L’accord restera en vigueur jusqu’en 2025, offrant une certaine stabilité à un système de santé encore en récupération des pressions pandémiques. Les données récentes de Statistique Canada montrent que les temps d’attente pour les soins de santé en Alberta restent supérieurs aux niveaux pré-pandémiques, environ 17 pour cent des résidents signalant des difficultés d’accès aux soins.
Alors que les travailleurs de la santé retournent à leurs postes sans pancartes, les défis sous-jacents demeurent. La population de l’Alberta a augmenté de près de 200 000 personnes l’année dernière – l’équivalent d’ajouter Medicine Hat et Red Deer combinés – exerçant une pression supplémentaire sur l’infrastructure de santé.

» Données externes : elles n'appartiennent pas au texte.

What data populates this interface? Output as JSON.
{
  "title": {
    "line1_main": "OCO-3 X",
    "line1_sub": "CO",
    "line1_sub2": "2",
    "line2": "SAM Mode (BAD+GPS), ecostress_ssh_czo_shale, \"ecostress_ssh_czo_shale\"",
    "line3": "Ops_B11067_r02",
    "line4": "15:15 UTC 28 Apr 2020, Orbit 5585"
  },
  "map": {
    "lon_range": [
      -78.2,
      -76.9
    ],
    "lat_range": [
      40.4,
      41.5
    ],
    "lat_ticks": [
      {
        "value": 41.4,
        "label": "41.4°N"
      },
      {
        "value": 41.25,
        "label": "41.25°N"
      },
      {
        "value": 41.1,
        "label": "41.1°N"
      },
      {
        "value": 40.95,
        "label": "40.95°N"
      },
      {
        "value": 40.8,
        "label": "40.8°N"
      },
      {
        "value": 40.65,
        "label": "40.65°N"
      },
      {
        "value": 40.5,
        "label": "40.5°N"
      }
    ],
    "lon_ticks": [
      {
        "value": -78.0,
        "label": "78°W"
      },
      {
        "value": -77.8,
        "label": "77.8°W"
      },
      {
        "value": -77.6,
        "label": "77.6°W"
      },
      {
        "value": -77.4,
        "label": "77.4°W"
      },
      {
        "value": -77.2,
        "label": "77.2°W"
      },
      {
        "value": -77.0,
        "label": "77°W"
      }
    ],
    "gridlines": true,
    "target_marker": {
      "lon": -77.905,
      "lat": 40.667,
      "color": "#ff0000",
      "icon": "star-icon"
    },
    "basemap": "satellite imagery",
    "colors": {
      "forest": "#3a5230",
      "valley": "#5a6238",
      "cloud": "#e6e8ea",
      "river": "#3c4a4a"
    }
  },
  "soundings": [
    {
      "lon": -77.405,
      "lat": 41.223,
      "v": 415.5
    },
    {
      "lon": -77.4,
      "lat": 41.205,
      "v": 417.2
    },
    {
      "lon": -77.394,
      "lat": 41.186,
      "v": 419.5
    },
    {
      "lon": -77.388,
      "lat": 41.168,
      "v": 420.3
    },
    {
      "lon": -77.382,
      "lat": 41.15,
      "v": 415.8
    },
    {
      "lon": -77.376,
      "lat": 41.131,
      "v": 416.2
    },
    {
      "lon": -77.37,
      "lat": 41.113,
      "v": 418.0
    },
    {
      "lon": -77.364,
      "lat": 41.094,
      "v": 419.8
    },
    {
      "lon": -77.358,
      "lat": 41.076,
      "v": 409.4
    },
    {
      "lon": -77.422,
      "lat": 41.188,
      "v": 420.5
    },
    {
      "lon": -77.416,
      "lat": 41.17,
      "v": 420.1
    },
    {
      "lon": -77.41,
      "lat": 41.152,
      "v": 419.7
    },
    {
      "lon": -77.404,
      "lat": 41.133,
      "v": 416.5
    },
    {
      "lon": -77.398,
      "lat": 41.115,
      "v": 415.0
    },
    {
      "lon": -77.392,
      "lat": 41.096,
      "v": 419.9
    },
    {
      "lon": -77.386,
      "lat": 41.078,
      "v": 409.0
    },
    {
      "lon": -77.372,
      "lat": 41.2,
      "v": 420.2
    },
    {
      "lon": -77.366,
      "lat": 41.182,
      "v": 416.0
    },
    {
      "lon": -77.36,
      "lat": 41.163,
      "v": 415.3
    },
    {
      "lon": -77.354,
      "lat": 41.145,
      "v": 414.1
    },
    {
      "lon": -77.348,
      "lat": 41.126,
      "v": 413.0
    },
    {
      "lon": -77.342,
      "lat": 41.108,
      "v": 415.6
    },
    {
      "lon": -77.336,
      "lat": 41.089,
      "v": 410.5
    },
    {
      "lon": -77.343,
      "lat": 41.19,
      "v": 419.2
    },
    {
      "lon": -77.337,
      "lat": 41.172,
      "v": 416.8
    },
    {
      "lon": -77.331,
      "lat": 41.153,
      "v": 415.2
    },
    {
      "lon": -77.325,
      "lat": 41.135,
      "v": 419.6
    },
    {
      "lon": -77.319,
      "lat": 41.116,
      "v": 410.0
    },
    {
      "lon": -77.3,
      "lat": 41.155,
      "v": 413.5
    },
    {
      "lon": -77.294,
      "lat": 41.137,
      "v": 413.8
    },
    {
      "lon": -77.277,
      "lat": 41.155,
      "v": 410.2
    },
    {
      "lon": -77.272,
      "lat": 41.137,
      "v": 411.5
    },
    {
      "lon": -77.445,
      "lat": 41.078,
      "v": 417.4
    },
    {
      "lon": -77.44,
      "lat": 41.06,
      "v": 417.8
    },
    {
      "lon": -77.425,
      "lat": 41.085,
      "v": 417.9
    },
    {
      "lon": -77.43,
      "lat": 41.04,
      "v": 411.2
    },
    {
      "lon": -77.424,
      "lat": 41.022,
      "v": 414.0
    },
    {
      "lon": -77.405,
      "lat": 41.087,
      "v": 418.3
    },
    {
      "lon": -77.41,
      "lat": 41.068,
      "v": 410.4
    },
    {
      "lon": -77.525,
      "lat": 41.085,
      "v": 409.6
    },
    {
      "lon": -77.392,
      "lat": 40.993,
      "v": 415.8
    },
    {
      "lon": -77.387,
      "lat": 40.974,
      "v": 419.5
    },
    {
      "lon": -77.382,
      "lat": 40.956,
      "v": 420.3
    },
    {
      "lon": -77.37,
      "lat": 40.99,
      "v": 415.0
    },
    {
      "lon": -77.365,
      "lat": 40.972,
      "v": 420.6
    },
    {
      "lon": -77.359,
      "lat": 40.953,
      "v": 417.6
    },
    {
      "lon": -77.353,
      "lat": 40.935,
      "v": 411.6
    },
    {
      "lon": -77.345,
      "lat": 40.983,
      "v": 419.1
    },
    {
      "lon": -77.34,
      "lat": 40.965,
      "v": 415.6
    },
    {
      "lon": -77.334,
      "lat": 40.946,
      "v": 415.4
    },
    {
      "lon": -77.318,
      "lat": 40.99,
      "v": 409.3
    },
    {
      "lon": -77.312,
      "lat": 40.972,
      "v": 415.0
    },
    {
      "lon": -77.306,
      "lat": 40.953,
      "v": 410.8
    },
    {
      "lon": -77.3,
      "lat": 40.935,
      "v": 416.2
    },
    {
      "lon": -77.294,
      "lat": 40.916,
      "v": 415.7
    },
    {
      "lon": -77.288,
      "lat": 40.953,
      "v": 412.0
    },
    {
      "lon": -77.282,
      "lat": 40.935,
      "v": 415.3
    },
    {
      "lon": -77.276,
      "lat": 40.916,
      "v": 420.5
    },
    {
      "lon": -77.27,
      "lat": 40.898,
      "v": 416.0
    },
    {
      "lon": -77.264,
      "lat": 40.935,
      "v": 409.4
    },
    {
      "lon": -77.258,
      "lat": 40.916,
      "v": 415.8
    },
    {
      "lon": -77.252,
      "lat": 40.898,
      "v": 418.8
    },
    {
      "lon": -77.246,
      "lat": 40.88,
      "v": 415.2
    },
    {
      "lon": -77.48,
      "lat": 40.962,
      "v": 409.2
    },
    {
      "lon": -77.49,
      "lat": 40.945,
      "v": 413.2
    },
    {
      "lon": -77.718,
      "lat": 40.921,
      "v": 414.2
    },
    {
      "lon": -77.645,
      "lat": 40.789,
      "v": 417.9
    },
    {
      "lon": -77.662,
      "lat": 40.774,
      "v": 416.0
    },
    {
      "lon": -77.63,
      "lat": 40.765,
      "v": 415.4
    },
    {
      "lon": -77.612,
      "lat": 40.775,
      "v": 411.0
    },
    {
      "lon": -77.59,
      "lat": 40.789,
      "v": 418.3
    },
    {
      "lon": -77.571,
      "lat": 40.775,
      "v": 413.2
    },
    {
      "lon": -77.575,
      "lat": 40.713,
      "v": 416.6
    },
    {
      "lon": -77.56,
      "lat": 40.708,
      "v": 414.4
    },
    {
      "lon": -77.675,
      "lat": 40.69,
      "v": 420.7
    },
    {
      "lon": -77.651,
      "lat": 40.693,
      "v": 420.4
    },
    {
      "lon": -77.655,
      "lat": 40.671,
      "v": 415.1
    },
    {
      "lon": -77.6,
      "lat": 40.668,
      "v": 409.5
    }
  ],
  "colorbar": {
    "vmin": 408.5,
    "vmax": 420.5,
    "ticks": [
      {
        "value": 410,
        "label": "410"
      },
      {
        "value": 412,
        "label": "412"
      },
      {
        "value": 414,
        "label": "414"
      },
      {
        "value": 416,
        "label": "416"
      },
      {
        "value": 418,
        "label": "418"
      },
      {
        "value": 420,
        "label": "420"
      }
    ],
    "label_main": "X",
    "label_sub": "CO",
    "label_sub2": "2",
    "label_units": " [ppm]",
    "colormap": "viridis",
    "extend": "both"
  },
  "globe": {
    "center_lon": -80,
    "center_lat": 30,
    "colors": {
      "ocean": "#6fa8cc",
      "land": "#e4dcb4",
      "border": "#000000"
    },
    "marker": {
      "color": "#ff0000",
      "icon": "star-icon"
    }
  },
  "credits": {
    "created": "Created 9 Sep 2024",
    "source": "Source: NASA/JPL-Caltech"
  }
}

« Cet accord ne résout pas tout, » a reconnu Guy Smith, président de l’AUPE. « Mais il donne à nos membres le respect qu’ils méritent et fournit une base pour aborder les problèmes plus profonds auxquels notre système de santé fait face. »
Pour des patients comme Eleanor Mikhail, résidente de Calgary qui a récemment attendu 11 heures aux urgences avec son père âgé, la résolution apporte un soulagement mais aussi des questions. « Je suis contente qu’il n’y ait pas de grève, mais je me demande quand on va réellement réparer le système, » a-t-elle dit. « Les gens qui travaillent dans les soins de santé méritent mieux, tout comme les patients. »
L’horloge se réinitialise maintenant alors que les deux parties mettent en œuvre le nouvel accord – mais les pressions sous-jacentes qui ont motivé le conflit continuent de façonner le paysage des soins de santé en Alberta.